Friday, February 6, 2009
Porteño food at Cafe San Juan
This is my last post about Argentina. It’s been over a month since I got back, but I still think about it all the time—the things I saw, the people I met, and of course the food I ate. So after the mildly snide comments I’ve made about Argentine food, it seems fair and right to write my last post about a delicious Argentine meal we ate that was not steak.

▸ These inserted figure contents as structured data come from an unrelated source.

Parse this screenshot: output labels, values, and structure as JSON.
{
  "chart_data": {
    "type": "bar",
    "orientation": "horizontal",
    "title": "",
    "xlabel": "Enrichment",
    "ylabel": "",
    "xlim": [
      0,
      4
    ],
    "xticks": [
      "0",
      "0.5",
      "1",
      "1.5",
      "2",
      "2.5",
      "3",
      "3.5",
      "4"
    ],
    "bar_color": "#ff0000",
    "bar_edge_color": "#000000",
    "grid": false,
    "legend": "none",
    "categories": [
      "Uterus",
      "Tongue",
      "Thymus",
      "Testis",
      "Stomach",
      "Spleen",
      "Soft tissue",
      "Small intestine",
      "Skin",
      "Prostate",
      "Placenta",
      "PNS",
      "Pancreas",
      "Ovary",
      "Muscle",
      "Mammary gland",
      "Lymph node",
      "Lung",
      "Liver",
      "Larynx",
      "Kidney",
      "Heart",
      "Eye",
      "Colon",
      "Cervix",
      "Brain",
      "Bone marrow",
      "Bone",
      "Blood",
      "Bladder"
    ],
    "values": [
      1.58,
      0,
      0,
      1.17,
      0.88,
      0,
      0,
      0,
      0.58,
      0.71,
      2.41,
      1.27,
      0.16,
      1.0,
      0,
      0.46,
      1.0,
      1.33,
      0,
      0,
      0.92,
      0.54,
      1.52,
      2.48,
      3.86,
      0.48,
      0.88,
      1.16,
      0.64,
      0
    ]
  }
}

Café San Juan in San Telmo wants you to feel comfortable and cozy. There are no menus, just substantial blackboards that the servers will prop up on your table. One is devoted to tapas, the other to main dishes like rabbit and lamb chops. (I love lamb chops but I love them even more when they’re called “chuletitas de cordero.”) The kitchen is open, but not in the flamboyant way you see in the U.S., since it’s small and just pushed off to the side. It almost feels more like the restaurant just didn’t want to separate the chefs from the dining room and vice versa. The décor in general is quiet and unassuming, clean but a little bare. The warmth of the room comes completely from the food and the happy people eating it.
We ordered two tapas and two entrees. The waiter seemed a little surprised, and when the food arrived, we realized why. The portions were huge, so that even before we started eating, we could see we were clearly in the New World. We Americans, North and South, love our food big!

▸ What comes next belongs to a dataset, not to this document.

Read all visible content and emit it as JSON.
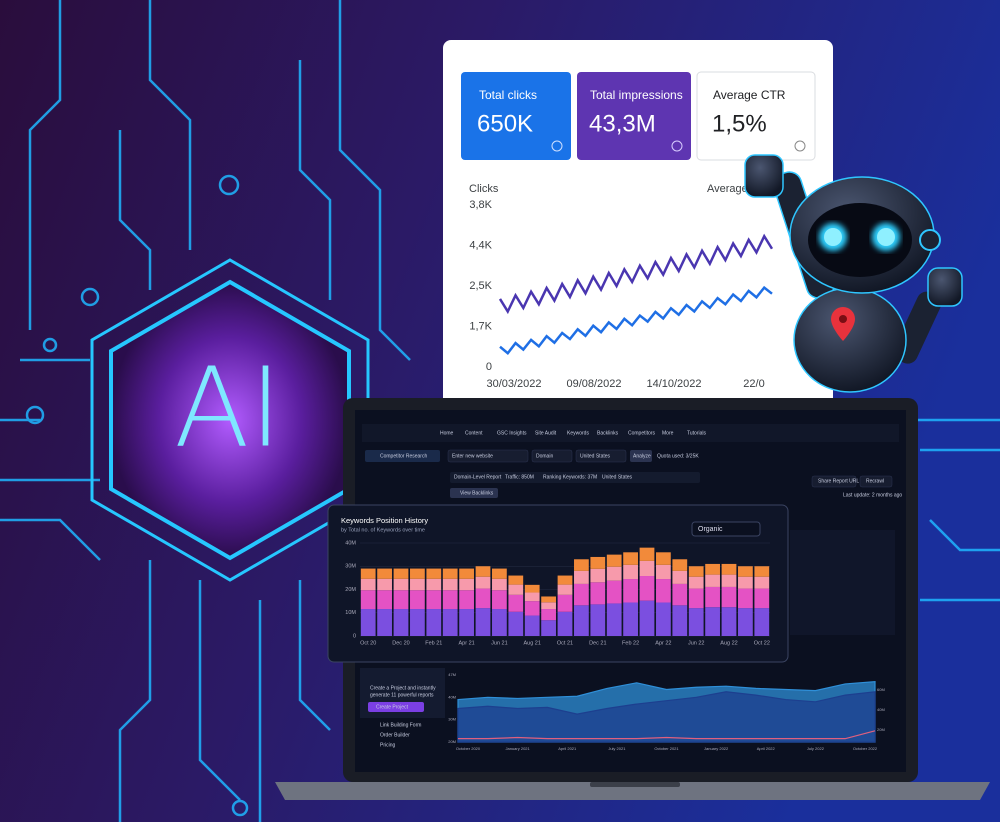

But I can’t complain that the roast pork tapas were too big. I loved every bite I had, both my piece and the half I got from my friend. Thick slices of roast pork were layered on a piece of good, crusty bread, with more than just a drizzle of a green cilantro sauce. The gazpacho was served in its own shot glass, but there was nothing precious about the presentation. I made a mess on the tablecloth pouring the gazpacho over my share. I didn’t care.

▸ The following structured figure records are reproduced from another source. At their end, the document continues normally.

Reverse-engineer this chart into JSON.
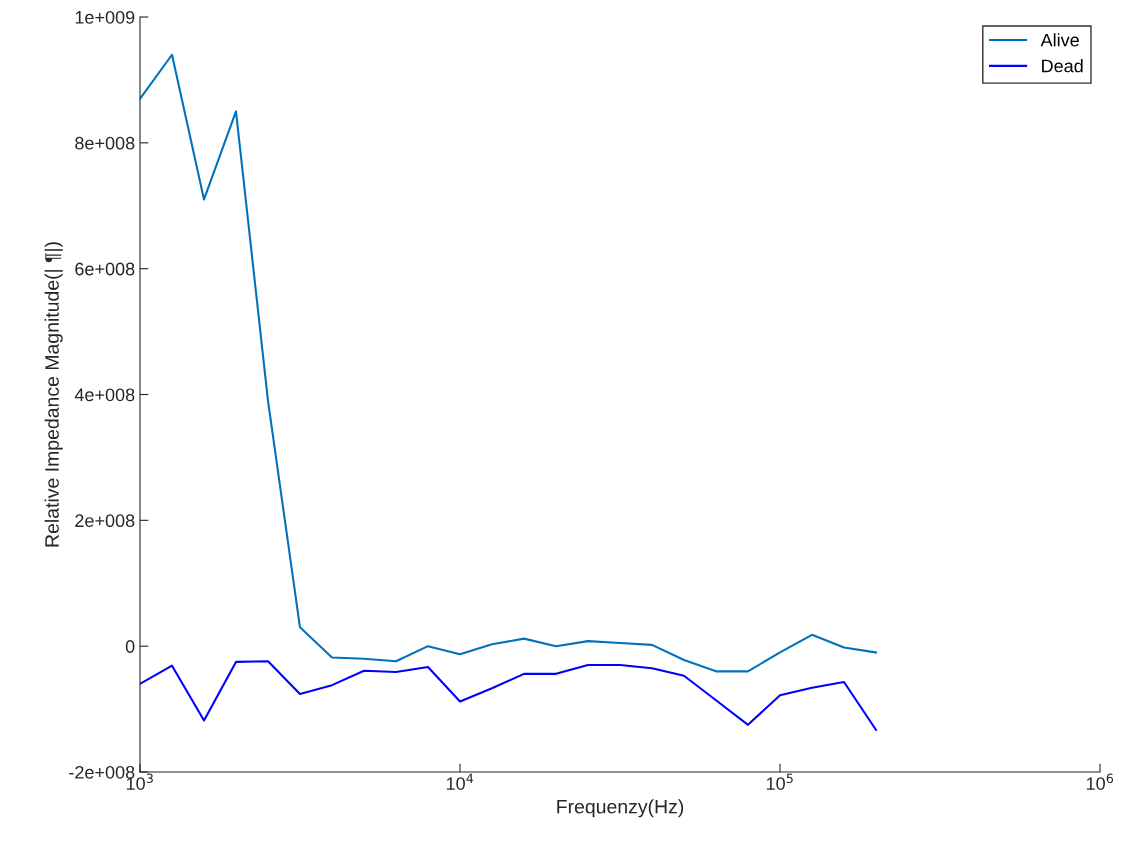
{
  "chart_data": {
    "type": "line",
    "xlabel": "Frequenzy(Hz)",
    "ylabel": "Relative Impedance Magnitude(| ¶|)",
    "x": [
      1000,
      1259,
      1585,
      1995,
      2512,
      3162,
      3981,
      5012,
      6310,
      7943,
      10000,
      12589,
      15849,
      19953,
      25119,
      31623,
      39811,
      50119,
      63096,
      79433,
      100000,
      125893,
      158489,
      199526
    ],
    "series": [
      {
        "name": "Alive",
        "color": "#0072bd",
        "values": [
          870000000,
          940000000,
          710000000,
          850000000,
          390000000,
          30000000,
          -18000000,
          -20000000,
          -24000000,
          0,
          -13000000,
          3000000,
          12000000,
          0,
          8000000,
          5000000,
          2000000,
          -22000000,
          -40000000,
          -40000000,
          -10000000,
          18000000,
          -2000000,
          -10000000
        ]
      },
      {
        "name": "Dead",
        "color": "#0000ff",
        "values": [
          -60000000,
          -31000000,
          -118000000,
          -25000000,
          -24000000,
          -76000000,
          -62000000,
          -39000000,
          -41000000,
          -33000000,
          -88000000,
          -67000000,
          -44000000,
          -44000000,
          -30000000,
          -30000000,
          -35000000,
          -47000000,
          -86000000,
          -125000000,
          -78000000,
          -66000000,
          -57000000,
          -133000000
        ]
      }
    ],
    "log": "x",
    "xlim": [
      1000,
      1000000
    ],
    "xticks": [
      {
        "value": 1000,
        "label": "10$^{3}$"
      },
      {
        "value": 10000,
        "label": "10$^{4}$"
      },
      {
        "value": 100000,
        "label": "10$^{5}$"
      },
      {
        "value": 1000000,
        "label": "10$^{6}$"
      }
    ],
    "ylim": [
      -200000000,
      1000000000
    ],
    "yticks": [
      {
        "value": -200000000,
        "label": "-2e+008"
      },
      {
        "value": 0,
        "label": "0"
      },
      {
        "value": 200000000,
        "label": "2e+008"
      },
      {
        "value": 400000000,
        "label": "4e+008"
      },
      {
        "value": 600000000,
        "label": "6e+008"
      },
      {
        "value": 800000000,
        "label": "8e+008"
      },
      {
        "value": 1000000000,
        "label": "1e+009"
      }
    ],
    "legend": "top right",
    "grid": false
  }
}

Likewise, the olives were speared onto equally thick and generous slices of cheese. Simple, delicious, and totally satisfying. The rabbit was also very generous—it looked like the entire rabbit was on our plate. Though there was nothing wrong with it, we agreed there was something about the uniformly rich and braised flavor that didn’t really suit our palates.
But what impressed me the most was the beautiful canelones de mollejas, or cannelloni stuffed with sweetbreads. They were monstrous tubes of pasta, reminding me again of how the New World super-sizes everything from the Old World, but I wanted as much of it as I could get. The sweetbreads had been mixed with a wonderful ricotta, and the pasta itself defied all my expectations with its firm al dente resistance. The tomato sauce was incredibly rich, obviously full of some kind of fat, but it still added the tartness and brightness necessary to make the dish unstoppable. I don’t know if sweetbread cannelloni is particularly Italian, but it felt very beefy and Argentine.
My friend, who had found other Argentine desserts impossibly sweet, loved our dessert. It was just a sweet little rice pudding with an icy mango sorbet and some very jaunty tuiles.
The Guía Oleo, an Argentine online food guide, describes the food at Café San Juan as “porteño,” the Argentine word to describe the people who live in Buenos Aires, even though I’d heard it described on Chowhound as Spanish. Now that I’ve been there, I think the Guía is right. This is true porteño food.